Die Zurruhesetzungsverfügung ist nicht deshalb rechtswidrig, weil die Beklagte im Zeitpunkt ihrer Entscheidung eine anderweitige Verwendung des Klägers nach § 26 Abs. 1 Satz 3 BeamtStG nicht geprüft hat. Eine anderweitige Verwendung ist möglich, wenn der Beamtin oder dem Beamten ein anderes Amt derselben oder einer anderen Laufbahn übertragen werden kann (§ 26 Abs. 2 Satz 1 BeamtStG). Die Weiterverwendung des in seinem bisherigen Amt dienstunfähigen Beamten setzt voraus, dass ihm ein anderes Amt übertragen werden kann. Dabei kommt grundsätzlich jedes andere dem Amt des Beamten im abstrakt-funktionellen Sinne entsprechende Amt in Betracht, für das der Beamte noch dienstfähig ist und die Befähigung im Sinne des Laufbahnrechts besitzt oder jedenfalls erwerben kann (Schütz/Maiwald, Beamtenrecht des Bundes und der Länder, § 26 BeamtStG Rn. 87). Da der Kläger das abstrakt-funktionelle Amt eines Koordinators an der T. V. inne hat, kam als anderes Amt im Sinne des § 26 Abs. 2 Satz 1 BeamtStG nur eine andere Koordinatorenstelle an der T. V. in Betracht. Ungeachtet der Frage, ob es an der T. V. überhaupt eine freie Koordinatorenstelle gab, wäre der Kläger für eine solche Koordinatorenstelle ebenfalls dienstunfähig gewesen. Denn auch in diesem Fall hätte die psychosoziale Belastungssituation fortbestanden, die seine Dienstunfähigkeit ausgelöst hat. Er hätte unverändert eine längere Anfahrtszeit zu einem neuen Dienstort gehabt und er hätte sich zudem in einem weitaus größeren Maße in ein neues Tätigkeitsfeld einarbeiten müssen, als dies bei einer Tätigkeit als Koordinator des Bereichs Agrarwirtschaft der Fall gewesen wäre. So hat der Kläger gegenüber Frau Dr. Y. selbst angegeben, er sehe sich nicht in der Lage, sich innerhalb des ihm verbleibenden Jahres bis zum regulären Ruhestand in komplexe neue Aufgabenbereiche einzuarbeiten. Ferner traue er sich auch die erheblich weitere Fahrt nach V., z.B. im Winter mit öffentlichen Verkehrsmitteln, nicht zu. Sollte er nach V. versetzt werden, werde er sich weiterhin von seinem Hausarzt krankschreiben lassen.

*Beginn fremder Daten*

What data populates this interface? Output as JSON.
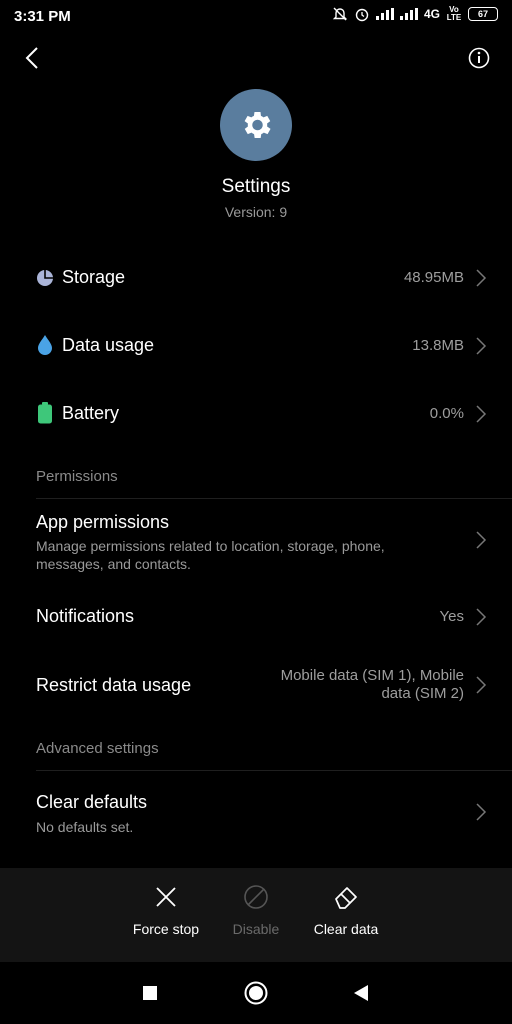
{
  "status_bar": {
    "time": "3:31 PM",
    "network": "4G",
    "volte": "Vo LTE",
    "battery": "67"
  },
  "header": {
    "back_icon": "back-arrow-icon",
    "info_icon": "info-icon"
  },
  "app": {
    "name": "Settings",
    "version": "Version: 9",
    "icon": "gear-icon",
    "icon_bg": "#5a7d9e"
  },
  "usage": [
    {
      "label": "Storage",
      "value": "48.95MB",
      "icon": "pie-chart-icon",
      "color": "#aab4d8"
    },
    {
      "label": "Data usage",
      "value": "13.8MB",
      "icon": "droplet-icon",
      "color": "#4aa3e6"
    },
    {
      "label": "Battery",
      "value": "0.0%",
      "icon": "battery-icon",
      "color": "#3ec77a"
    }
  ],
  "permissions": {
    "header": "Permissions",
    "app_permissions": {
      "label": "App permissions",
      "desc_line1": "Manage permissions related to location, storage, phone,",
      "desc_line2": "messages, and contacts."
    },
    "notifications": {
      "label": "Notifications",
      "value": "Yes"
    },
    "restrict": {
      "label": "Restrict data usage",
      "value_line1": "Mobile data (SIM 1), Mobile",
      "value_line2": "data (SIM 2)"
    }
  },
  "advanced": {
    "header": "Advanced settings",
    "clear_defaults": {
      "label": "Clear defaults",
      "desc": "No defaults set."
    }
  },
  "actions": {
    "force_stop": "Force stop",
    "disable": "Disable",
    "clear_data": "Clear data"
  }
}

Die Zurruhesetzungsverfügung ist jedoch deshalb rechtswidrig, weil die Beklagte es versäumt hat, eine Ermessensentscheidung nach § 26 Abs. 3 BeamtStG zu treffen. Danach kann zur Vermeidung der Versetzung in den Ruhestand der Beamtin oder dem Beamten unter Beibehaltung des übertragenen Amtes ohne Zustimmung auch eine geringerwertige Tätigkeit im Bereich desselben Dienstherrn übertragen werden, wenn eine anderweitige Verwendung nicht möglich ist und die Wahrnehmung der neuen Aufgabe unter Berücksichtigung der bisherigen Tätigkeit zumutbar ist. Nach dieser Vorschrift kann dem Beamten folglich eine Tätigkeit übertragen werden, die in ihrer Wertigkeit nicht seinem abstrakt-funktionellen Amt entspricht; wobei er sein abstrakt-funktionelles Amt trotzdem behält. Bei der Ermessensausübung ist einerseits das öffentliche Interesse daran, den Beamten nicht vorzeitig in den Ruhestand versetzen zu müssen und dadurch Versorgungsmittel einzusparen, zu berücksichtigen. Andererseits sind aus Gründen der Fürsorgepflicht des Dienstherrn und im Hinblick darauf, dass dem Beamten die geringerwertige Tätigkeit ohne seine Zustimmung übertragen werden kann, die schutzwürdigen Belange des Beamten, z.B. in gesundheitlicher Hinsicht, zu beachten (Schütz/Maiwald a.a.O., § 26 Rn.110). Demnach hätte die Beklagte z.B. prüfen können, ob der Kläger weiterhin als Lehrer an der T. S., jedoch ohne Koordinatorenfunktion, hätte beschäftigt werden können.